Except the story is irrelevant entirely. The age of the earth is not determined by whether someone says something mildly insulting, it’s determined by the evidence. But this is a very common form of argument among the fundie faithful.

Comments

  1. says

    “bends light,”

    He must be, as our locally ubiquitous, obnoxious and obtuse Supercarmall guy, Billy Fuccillo (or “Fuckalow”, as I pronounce it) says:

    H-u-u-u-u-u-u-u-u-u–u-u-u-u-u–u–u–u-ge-ahhhhhhhhhhhhhhh!

  2. pacal says

    Fundies like to see themselves as “humble” and their enemies has full of anger. Of course they simply don’t see that viewing their enemies as instruments of Satan and burning in hell for all eternity after death might be viewed as anything but humble.

    The money quote is this:

    “I can’t believe that I have fellow brothers and sisters wanting to side with ‘scientists.’”

    So much for humility.

  3. Michael Heath says

    It took several seconds to decipher “c-” meant ‘crap’.

    Several weeks ago in meat-world two Tea Bagger Palin-lovin’ Christians were amazed to hear me report that humanity had long ago validated many factual errors in the Bible. The two I provided were that the sun didn’t stop one day on its daily jaunt around the earth, and Noah’s global flood and the saving of all of earth’s then-extant species didn’t happen.

    They claimed to not even know such an effort was possible, let alone accomplished. This is what you get when churches indoctrinate, celebrate and promote faith and belief, and avoid the discovery of objective truth by instead spending one’s resources on rituals and marketing materials which redundantly reaffirm faith while lying to themselves about their desire for truth. A denialism so deep they’re not even aware of what’s going on in much of the world, including the aspect which develops the knowledge to treat their physical infirmities.

  4. Doubting Thomas says

    Maybe he meant that just because Ken Ham is a piece of crap doesn’t prove the earth is not 6000 years old. He’s just saying both could be true. /sarc

  5. says

    Shorter version: “So I, a YEC, was at the gym and a day-age OEC had a pottymouth, so I’m right.”

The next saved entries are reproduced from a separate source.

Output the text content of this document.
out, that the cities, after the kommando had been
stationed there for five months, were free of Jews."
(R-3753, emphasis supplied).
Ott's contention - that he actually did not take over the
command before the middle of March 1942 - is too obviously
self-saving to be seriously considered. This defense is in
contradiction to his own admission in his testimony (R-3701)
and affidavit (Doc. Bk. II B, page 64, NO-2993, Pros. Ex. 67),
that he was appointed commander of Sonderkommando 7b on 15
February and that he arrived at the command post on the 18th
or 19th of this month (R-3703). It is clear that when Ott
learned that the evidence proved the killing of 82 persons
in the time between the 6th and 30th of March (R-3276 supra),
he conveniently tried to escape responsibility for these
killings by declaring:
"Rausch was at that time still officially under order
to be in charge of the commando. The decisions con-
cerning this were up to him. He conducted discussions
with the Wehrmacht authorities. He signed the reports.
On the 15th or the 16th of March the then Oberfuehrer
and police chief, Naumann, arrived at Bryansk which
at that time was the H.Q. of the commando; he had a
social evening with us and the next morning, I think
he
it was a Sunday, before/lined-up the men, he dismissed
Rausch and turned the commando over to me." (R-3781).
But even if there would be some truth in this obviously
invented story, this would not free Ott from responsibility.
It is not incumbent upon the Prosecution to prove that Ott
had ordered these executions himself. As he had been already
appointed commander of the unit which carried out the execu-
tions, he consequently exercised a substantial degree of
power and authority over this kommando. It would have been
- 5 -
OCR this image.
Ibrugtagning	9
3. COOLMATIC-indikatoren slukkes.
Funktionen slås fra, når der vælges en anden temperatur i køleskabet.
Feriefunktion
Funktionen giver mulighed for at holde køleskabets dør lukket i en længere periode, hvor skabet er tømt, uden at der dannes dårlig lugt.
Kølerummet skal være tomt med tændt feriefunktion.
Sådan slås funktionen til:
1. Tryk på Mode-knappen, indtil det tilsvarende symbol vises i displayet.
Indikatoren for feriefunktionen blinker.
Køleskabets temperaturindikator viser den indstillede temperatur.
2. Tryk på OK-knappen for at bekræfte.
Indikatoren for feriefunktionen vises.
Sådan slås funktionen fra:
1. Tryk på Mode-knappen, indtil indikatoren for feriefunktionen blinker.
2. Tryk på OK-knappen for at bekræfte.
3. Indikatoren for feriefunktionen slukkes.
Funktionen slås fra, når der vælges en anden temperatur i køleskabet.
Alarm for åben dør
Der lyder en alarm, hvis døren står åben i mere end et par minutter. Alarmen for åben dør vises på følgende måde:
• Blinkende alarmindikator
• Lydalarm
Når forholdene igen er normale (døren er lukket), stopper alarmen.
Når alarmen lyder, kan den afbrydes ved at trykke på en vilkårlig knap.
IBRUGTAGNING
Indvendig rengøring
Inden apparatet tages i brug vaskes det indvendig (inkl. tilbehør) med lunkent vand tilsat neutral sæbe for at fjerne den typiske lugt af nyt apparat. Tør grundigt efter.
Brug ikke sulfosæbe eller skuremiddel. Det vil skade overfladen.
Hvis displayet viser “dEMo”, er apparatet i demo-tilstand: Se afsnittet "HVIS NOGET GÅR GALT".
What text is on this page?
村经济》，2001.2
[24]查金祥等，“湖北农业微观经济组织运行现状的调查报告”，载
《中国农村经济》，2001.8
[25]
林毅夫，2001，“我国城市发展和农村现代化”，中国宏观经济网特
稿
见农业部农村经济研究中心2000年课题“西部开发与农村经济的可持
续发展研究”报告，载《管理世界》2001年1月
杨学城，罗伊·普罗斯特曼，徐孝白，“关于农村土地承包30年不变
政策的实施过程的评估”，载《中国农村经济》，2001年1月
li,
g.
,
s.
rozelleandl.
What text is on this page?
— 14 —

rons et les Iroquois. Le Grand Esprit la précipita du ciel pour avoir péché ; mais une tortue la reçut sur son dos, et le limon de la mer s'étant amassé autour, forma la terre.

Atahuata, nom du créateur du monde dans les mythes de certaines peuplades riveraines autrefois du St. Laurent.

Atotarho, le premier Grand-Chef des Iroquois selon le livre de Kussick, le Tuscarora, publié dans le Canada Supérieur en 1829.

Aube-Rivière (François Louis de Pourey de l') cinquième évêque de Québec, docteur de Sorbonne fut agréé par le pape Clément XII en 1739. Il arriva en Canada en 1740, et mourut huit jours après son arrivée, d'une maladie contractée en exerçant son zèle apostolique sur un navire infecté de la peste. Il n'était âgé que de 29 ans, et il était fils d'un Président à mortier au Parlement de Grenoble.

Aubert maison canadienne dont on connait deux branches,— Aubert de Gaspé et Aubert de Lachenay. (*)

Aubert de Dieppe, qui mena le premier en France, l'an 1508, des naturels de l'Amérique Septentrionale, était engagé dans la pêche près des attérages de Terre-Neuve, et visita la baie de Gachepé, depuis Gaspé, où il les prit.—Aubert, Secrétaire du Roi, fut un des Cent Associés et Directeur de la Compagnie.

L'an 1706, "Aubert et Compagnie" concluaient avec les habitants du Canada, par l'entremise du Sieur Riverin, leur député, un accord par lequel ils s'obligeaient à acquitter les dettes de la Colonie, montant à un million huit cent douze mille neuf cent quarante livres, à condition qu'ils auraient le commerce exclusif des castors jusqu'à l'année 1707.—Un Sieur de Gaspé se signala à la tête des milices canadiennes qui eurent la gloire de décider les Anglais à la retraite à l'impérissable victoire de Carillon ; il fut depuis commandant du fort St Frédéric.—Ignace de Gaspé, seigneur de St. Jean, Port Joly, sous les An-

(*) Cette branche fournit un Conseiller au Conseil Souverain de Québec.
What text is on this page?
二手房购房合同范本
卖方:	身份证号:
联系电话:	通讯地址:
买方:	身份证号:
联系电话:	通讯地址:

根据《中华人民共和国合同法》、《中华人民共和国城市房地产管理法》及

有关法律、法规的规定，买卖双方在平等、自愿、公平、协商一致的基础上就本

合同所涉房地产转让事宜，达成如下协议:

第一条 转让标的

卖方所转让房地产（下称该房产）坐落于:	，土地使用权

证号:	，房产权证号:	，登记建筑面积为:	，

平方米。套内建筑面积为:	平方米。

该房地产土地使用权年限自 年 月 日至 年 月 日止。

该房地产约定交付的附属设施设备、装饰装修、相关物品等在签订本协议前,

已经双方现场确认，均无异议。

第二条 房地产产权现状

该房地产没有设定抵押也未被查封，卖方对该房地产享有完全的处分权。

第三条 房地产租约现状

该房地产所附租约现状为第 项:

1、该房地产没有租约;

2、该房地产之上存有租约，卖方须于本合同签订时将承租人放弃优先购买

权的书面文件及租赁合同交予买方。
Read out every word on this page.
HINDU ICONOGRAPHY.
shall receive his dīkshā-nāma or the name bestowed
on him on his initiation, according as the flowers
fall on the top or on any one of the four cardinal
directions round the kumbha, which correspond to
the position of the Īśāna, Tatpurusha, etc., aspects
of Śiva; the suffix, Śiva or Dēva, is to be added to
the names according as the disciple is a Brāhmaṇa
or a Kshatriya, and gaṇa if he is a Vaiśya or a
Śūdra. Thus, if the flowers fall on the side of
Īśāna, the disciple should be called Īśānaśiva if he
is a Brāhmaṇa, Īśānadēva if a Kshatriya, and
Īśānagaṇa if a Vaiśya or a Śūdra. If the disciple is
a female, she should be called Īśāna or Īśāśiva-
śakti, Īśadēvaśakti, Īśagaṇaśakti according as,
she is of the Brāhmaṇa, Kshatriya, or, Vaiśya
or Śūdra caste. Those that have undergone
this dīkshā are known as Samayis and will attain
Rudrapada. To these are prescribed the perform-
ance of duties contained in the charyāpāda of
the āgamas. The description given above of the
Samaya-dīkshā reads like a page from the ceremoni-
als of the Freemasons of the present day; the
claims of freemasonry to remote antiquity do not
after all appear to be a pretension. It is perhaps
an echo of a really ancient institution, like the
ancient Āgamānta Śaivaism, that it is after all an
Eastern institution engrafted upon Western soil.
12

    This man went on to tell me that he…bends light…

    “Ooo, look at me! I have gravitational mass!” Jerk.

  6. Michael Heath says

    Re the false humility stance:

    I find creationists demonstrate the height of arrogant thinking. They claim to know the truth while being very determined in their ignorance regarding what science has discovered. To the point only a handful of creationists have been observed who even understand what science has found and how they explain what they’ve found, and not a relative handful, but an entire population that amounts to a mere handful. And even then those handful still have to deny, avoid, or misconstrue to defend their belief in creationism, e.g., Kurt Wise and Michael Behe.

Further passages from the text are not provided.